Девушка вскакивает из-за стола и идёт прочь. Даже не выслушав. А я не иду следом. Как и в тот вечер. Она уходит, а я бездействую. Продолжаю сидеть на месте и пялиться на её задницу, которая так упрямо идёт к выходу.
— Пошёл ты, Квентин! — шипит она у двери. — Просто катись к чёртовой матери.
У неё изящная фигура, широкие бёдра, тоненькие ручки. Такие большие глаза, которые смотрят с ненавистью. Смотрят на меня.
И вот наш зрительный контакт потерян. Словно внутри меня выключили свет. Провода оборвались, спутниковое телевиденье больше не пашет.
Оглушающий стук двери. И я снова сижу в одиночестве. Один бокал уже пуст, зато меня ждёт второй. А девушки, которая так по-Сэмовски смотрит мне в глаза, осуждает, ненавидит, но в то же время (надеюсь) скучает по мне… её больше нет. Никто не сидит напротив. Никто не смотрит мне в глаза. Никто не выкрикивает в мой адрес такие неправильные слова. Её нет.
Ты скучала, Сэм? О чём ты думала, все выходные? Уж не обо мне ли?
Размечтался.

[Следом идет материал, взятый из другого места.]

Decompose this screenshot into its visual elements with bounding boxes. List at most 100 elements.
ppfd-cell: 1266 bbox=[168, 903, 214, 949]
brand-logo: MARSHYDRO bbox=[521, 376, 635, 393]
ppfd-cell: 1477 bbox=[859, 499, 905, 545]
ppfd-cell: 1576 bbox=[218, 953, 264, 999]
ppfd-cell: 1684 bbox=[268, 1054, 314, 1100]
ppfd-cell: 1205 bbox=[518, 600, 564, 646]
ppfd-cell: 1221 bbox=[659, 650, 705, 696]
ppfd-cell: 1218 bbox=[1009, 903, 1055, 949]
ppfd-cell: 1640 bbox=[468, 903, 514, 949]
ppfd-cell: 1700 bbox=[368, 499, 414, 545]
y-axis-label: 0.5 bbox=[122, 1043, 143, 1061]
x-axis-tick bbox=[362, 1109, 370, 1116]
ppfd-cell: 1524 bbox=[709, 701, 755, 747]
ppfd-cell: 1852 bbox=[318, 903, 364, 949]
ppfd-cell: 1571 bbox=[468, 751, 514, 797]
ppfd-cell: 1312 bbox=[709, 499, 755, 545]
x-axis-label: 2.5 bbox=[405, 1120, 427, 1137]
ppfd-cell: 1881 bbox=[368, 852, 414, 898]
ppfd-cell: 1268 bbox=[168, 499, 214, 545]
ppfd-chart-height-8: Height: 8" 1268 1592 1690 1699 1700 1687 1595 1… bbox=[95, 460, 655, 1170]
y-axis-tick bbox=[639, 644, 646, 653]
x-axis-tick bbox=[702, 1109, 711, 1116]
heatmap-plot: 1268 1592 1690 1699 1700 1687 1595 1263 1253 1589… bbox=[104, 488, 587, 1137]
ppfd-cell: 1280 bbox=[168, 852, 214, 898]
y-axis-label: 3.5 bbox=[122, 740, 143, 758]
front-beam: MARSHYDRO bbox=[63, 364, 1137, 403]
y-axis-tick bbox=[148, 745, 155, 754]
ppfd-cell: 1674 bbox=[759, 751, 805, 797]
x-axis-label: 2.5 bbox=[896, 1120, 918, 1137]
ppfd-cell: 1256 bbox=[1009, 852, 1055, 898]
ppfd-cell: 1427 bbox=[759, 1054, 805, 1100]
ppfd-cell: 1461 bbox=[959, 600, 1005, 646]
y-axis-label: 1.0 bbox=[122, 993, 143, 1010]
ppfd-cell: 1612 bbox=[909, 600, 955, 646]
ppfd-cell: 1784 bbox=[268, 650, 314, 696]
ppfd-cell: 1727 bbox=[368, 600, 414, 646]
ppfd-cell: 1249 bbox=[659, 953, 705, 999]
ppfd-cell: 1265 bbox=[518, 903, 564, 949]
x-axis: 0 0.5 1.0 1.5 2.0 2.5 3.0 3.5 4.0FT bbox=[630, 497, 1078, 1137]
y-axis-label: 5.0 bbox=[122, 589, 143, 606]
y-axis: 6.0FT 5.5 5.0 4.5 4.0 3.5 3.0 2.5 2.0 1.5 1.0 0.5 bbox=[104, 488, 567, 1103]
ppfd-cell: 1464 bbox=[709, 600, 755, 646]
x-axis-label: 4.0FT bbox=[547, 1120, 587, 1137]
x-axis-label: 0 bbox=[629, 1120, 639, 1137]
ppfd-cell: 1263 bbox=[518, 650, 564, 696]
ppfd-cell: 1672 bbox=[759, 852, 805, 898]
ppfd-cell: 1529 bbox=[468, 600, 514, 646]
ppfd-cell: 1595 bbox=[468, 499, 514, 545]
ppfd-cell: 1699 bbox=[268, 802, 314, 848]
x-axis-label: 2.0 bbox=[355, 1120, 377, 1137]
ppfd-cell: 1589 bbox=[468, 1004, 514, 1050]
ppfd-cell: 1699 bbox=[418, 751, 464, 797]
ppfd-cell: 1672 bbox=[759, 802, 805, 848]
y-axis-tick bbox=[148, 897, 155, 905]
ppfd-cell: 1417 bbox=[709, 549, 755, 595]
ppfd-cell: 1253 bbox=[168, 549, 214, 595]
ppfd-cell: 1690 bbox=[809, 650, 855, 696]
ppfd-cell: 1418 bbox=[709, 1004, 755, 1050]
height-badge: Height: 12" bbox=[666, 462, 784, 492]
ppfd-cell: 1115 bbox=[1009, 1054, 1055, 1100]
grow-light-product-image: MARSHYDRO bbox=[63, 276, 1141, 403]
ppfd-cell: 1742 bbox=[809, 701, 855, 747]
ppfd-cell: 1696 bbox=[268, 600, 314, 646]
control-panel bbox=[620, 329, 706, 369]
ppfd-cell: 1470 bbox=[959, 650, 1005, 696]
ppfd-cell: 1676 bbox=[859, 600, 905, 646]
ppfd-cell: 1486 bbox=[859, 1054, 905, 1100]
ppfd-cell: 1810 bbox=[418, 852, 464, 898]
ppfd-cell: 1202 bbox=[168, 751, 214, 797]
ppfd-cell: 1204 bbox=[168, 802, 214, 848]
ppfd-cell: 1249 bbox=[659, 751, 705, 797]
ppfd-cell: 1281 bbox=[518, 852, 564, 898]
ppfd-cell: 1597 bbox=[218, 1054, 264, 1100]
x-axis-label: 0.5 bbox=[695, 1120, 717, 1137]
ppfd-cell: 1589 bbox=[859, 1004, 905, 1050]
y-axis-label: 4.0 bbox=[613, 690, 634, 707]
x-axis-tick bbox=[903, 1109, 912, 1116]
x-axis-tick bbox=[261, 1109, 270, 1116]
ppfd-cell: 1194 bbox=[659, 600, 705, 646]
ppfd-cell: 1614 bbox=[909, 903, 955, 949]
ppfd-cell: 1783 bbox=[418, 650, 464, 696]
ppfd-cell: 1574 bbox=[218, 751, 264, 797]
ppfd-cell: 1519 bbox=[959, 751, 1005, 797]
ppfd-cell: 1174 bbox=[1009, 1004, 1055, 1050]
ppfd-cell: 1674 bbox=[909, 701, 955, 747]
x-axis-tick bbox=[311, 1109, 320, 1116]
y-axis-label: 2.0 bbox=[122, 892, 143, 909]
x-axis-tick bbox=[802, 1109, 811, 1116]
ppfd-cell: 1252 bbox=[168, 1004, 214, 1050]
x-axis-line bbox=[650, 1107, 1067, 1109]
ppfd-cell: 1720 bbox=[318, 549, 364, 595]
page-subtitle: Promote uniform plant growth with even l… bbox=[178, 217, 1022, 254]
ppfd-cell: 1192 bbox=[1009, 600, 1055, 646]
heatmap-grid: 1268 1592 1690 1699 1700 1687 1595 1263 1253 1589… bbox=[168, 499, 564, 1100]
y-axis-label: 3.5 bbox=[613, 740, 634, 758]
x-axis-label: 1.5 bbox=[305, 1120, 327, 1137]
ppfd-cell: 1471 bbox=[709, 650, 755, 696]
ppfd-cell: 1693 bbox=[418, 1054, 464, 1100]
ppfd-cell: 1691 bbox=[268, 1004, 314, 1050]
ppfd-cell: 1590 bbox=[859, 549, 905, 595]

На что я надеялся? Не видел её три дня, и разве эти пять минут могли что-то решить?
Женская рука ставит на поднос пустой бокал и тарелку из-под чипсов. Я поднимаю глаза. Официантка, кажется, тоже осуждает меня. Конечно, после такого грандиозного спектакля! Почему все кругом решили, будто имеют право…
— Кью, я давно за тобой наблюдаю. И сегодня ты повёл себя как настоящий осёл.
Она садится напротив, где минуту назад сидела Сэм, и сверлит меня глазами.